= Carlos Santana Tovar =

Venezuelan businessman and politician

Carlos Santana Tovar was a Venezuelan businessman, government official and politician. In the mid-20th century he was a prominent rubber trader and local official in San Carlos de Río Negro, and represented the Federal Territory of Amazonas in the Constituent Assembly during the rule of Marcos Pérez Jiménez.

==Childhood and the Funes era==
He was born in San Fernando de Atabapo, son of Carlos Tovar from Barinas and Petra Mirabal from Amazonas. His youth in San Fernando de Atabapo coincided with the rule of Tomás Funes in the Federal Territory of Amazonas (1913–1921). Funes would provide schooling for Carlos along with his friends Pedro López Pérez and Pedro Nolasco Chacín, and the trio became seen as protégés of the de facto ruler of the Territory. Carlos' teacher was Ocanto Pérez at the First Federal School.

==Revolution and exile==
When the revolution of 1921 led by Emilio Arévalo Cedeño overthrew Funes, the three boys (Santana Tovar, Nolasco and López) were brought to Periquera (Apure) by the revolutionaries and held as hostages there. In Apure they had to work in cattle herding and farming duties. After three years of servitude the trio managed to escape. They spent three months on the run, moving through fields and jungle. They eventually reached San José de Maipures in Colombia, where they were hosted by the Commissar of Vichada Carlos Palau for a month. Re-entering Venezuela they opted to head for San Carlos de Río Negro rather than their native town of San Fernando de Atabapo, as the latter was perceived as too close to the reach of the revolutionaries. Whilst Pedro López would later return to San Fernando de Atabapo, Carlos and Pedro Nolasco settled down in San Carlos de Río Negro.

==Rubber trader==
In San Carlos de Río Negro Carlos Santana Tovar met and married Marcolina Figueredo. The couple had three biological children - Ismael Antonio, Carlos Israel and Gladys. The couple adopted José Rafael, Pedro Manuel, Onilcio, Alfredo, Armenia and Noemí.
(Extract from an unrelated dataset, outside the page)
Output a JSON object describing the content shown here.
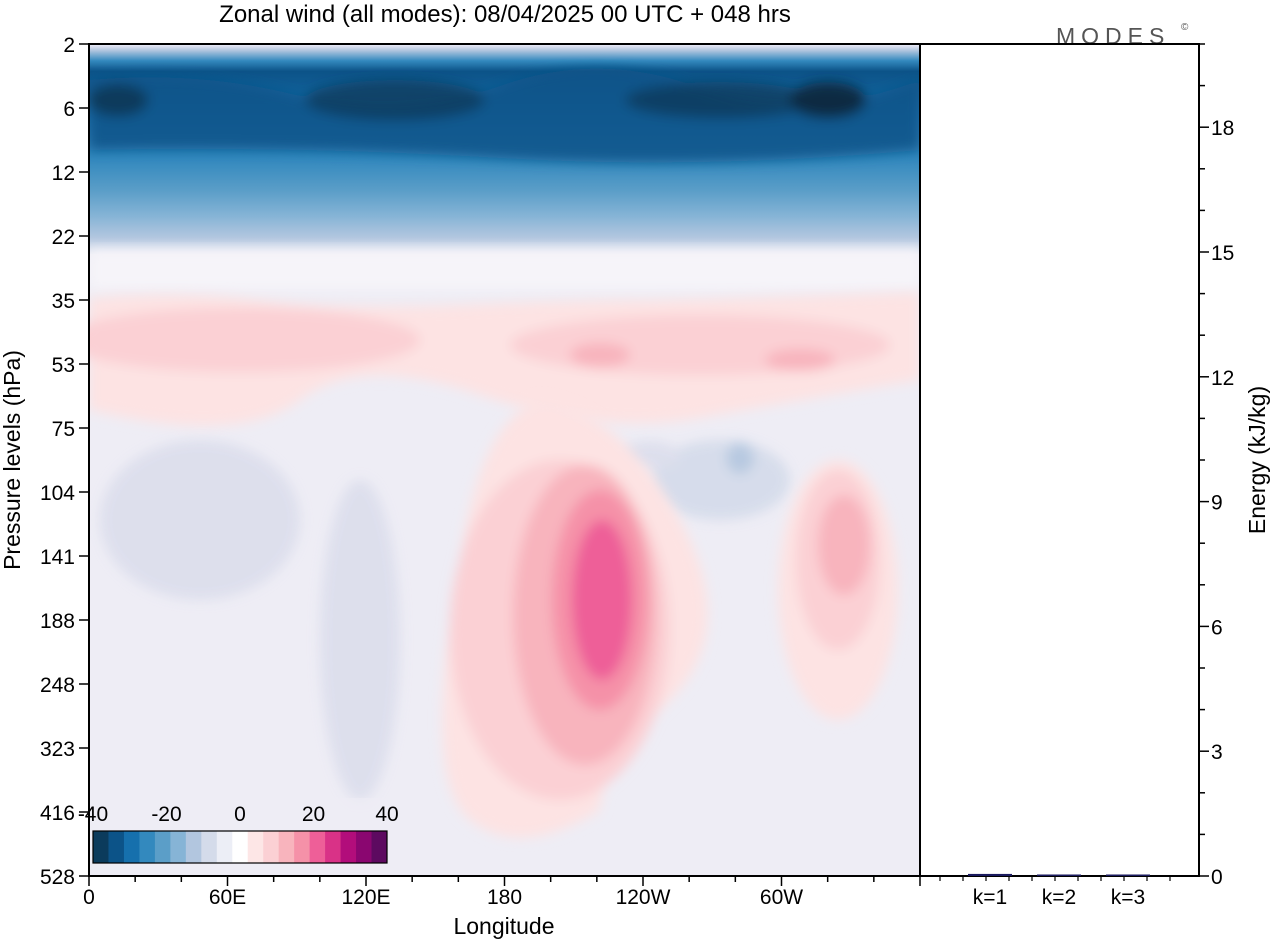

Carlos Santana Tovar became a rubber-trade entrepreneur in the area, he ran a bunkhouse at the mouth of Río Pasiva and was one of the first in the Territory to have a fixed-motor boat (La Santa Rosa) that brought rubber from San Carlos de Río Negro to Samariapo. He would later own two other boats for passenger and cargo transport - Gladys and Deglys.

Living in Santa Rosa de Amandona, led the effort to set up a new village closer to the Brazilian border (El Carmen). In Santa Rosa de Amandona, he performed some health services to the population (such as first aid, extracting teeth or giving injections).

==Government official and politician==
He would serve in various public offices - he served as Chief Intervening Agent of Customs in Santa Rosa de Amandona, Civil Department Chief of Río Negro and Department Prefect of Casiquiare.

In the 1952 Venezuelan Constituent Assembly election, Carlos Santana Tovar was elected as the sole delegate from the Federal Territory of Amazonas.